Bisnis.com, JAKARTA - Dalam edisi terbaru Mobility Report dari Ericsson menunjukkan dari 100 aplikasi teratas di Indonesia masih didominasi penyedia aplikasi luar negeri dan hanya 12% yang merupakan aplikasi lokal atau regional.
Ronni Nurmal, Vice President, Head of Network Product Unit Ericsson Indonesia & Timor Leste mengatakan pengembangan beragam kegunaan yang inovatif akan membantu percepatan penerapan layanan internet dan broadband di kawasan Asia Tenggara dan Oseania.
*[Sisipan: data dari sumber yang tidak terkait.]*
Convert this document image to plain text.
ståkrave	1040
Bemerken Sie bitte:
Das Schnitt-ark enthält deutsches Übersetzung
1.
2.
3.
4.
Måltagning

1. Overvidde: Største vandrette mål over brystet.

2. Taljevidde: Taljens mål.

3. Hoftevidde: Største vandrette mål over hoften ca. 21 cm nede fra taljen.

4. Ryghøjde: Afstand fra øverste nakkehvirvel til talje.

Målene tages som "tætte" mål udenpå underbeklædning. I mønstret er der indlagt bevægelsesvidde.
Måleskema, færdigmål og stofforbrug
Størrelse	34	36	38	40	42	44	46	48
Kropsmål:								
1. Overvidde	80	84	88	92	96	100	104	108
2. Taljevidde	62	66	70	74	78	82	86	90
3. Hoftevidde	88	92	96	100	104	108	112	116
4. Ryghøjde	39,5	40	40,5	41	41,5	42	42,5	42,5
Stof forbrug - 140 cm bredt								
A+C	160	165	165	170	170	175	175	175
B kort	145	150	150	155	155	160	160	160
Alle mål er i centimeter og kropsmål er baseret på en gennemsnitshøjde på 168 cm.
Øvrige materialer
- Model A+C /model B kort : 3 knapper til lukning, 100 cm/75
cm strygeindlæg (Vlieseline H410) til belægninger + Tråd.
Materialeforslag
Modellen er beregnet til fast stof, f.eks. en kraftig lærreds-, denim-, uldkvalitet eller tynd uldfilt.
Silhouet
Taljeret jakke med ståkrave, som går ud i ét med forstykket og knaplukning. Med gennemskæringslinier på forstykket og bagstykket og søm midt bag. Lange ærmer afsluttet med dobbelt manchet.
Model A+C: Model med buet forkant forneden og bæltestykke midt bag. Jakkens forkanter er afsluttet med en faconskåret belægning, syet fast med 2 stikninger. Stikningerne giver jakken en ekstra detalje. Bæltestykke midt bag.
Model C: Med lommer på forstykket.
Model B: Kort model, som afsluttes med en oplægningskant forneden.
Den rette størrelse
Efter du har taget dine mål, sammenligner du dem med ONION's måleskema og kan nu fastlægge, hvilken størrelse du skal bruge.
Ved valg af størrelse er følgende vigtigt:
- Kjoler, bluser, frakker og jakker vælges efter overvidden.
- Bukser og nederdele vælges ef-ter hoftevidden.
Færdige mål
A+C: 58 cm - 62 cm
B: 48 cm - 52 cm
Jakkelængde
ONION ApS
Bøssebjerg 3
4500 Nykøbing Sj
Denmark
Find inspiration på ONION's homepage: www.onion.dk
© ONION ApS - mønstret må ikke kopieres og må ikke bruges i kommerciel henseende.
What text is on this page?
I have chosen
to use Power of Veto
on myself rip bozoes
“Saat ini, kegunaan inovatif yang populer di Indonesia meliputi perbankan, belanja, transportasi, dan perjalanan online. Namun, pasar masih terus didominasi oleh aplikasi selular luar negeri, dan hanya 12% dari total 100 aplikasi dibuat penyedia aplikasi lokal atau regional,” ujarnya dalam acara Pemaparan Ericsson Mobility Report di Jakarta, Kamis (6/7).
Dia mengatakan kemampuan orang Indonesia dalam menikmati mobile broadband dan Internet sudah semakin baik dan banyak dengan jangkauan yang semakin luas. Menurutnya, ini perlu dilihats ebagai kesempatan dengan mengembangkan aplikasi yang memiliki dampak positif bagi produktivitas.
“Jadi bukan hanya browsing dan sosmed, misalnya untuk pertanian, dulu petani tidak memiliki coverage, sekarang bisa saja dikembangkan aplikasi terkait informasi harga, cuaca, tingkat kesuburan sehingga produktivitas bisa lebih baik lagi. Termasuk di bidang lain, seperti otomotif, smart city, smart building dan lainnya,” jelasnya.
Dia mengatakan untuk aplikasi yang digunakan memang tidak dapat 100% lokal karena sudah ada aplikasi luar yang telah hadir sebelumnya seperti Facebook, Instagram dan lainnya. Namun, menurutnya yang perlu dibangun dengan tingkat keunikan Indonesia yang beragam dapat dikembangkan aplikasi yang sesuai.
“Kembali lagi, jika aplikasi itu bisa diimplementasikan akan banyak masyarakat Indonesia menggunakan aplikasi original yang dikembangkan lokal, misal untuk pariwisata. Indonesia dengan populasinya yang besar, punya ruang untuk berimprovisasi sangat besar,” katanya.
Selain itu, menurutnya hal ini menjadi peluang bisnis bagi operator seluler dengan potensi untuk berkembang lebih jauh menjadi kegunaan baru sebagai bagian dari upaya untuk mewujudkan Indonesia yang lebih digital, seperti misalnya aplikasi terkait perangkat terhubung IoT.
“Pada akhir 2016, perangkat segmen IoT short range atau jangkauan pendek akan menjadi tipe utama dari perangkat yang terhubung dengan IoT di Asia Tenggara dan Oseania, dan akan diikuti oleh perangkat seluler,” katanya.
Pada 2022, baik segmen IoT short range maupun selular diperkirakan akan bertahan pada posisinya saat ini. Menurutnya, penyedia layanan seluler yang memanfaatkan peluang IoT untuk segmen perusahaan perlu mempertimbangkan peluang bisnis serta kebutuhan konektivitasnya agar bisa menerapkan infrastruktur yang tepat, baik untuk IoT short range maupun konektivitas 5G.
“Operator perlu mendiferensiasikan penawaran lewat IoT, lewat tiga hal yaitu IoT connectivity provider, IoT service enabler, dan IoT service creator,” katanya.
Dia menambahkan Pemerintah dengan Badan Ekonomi Kreatif juga sudah mendorong industri kreatif agar mengembangkan aplikasi lokal dan IoT.
“Kita lihat keselarasan antara pemangku kekuasaan untuk membuat regulasi sehingga operator memiliki bisnis model yang dikembangkan,” katanya.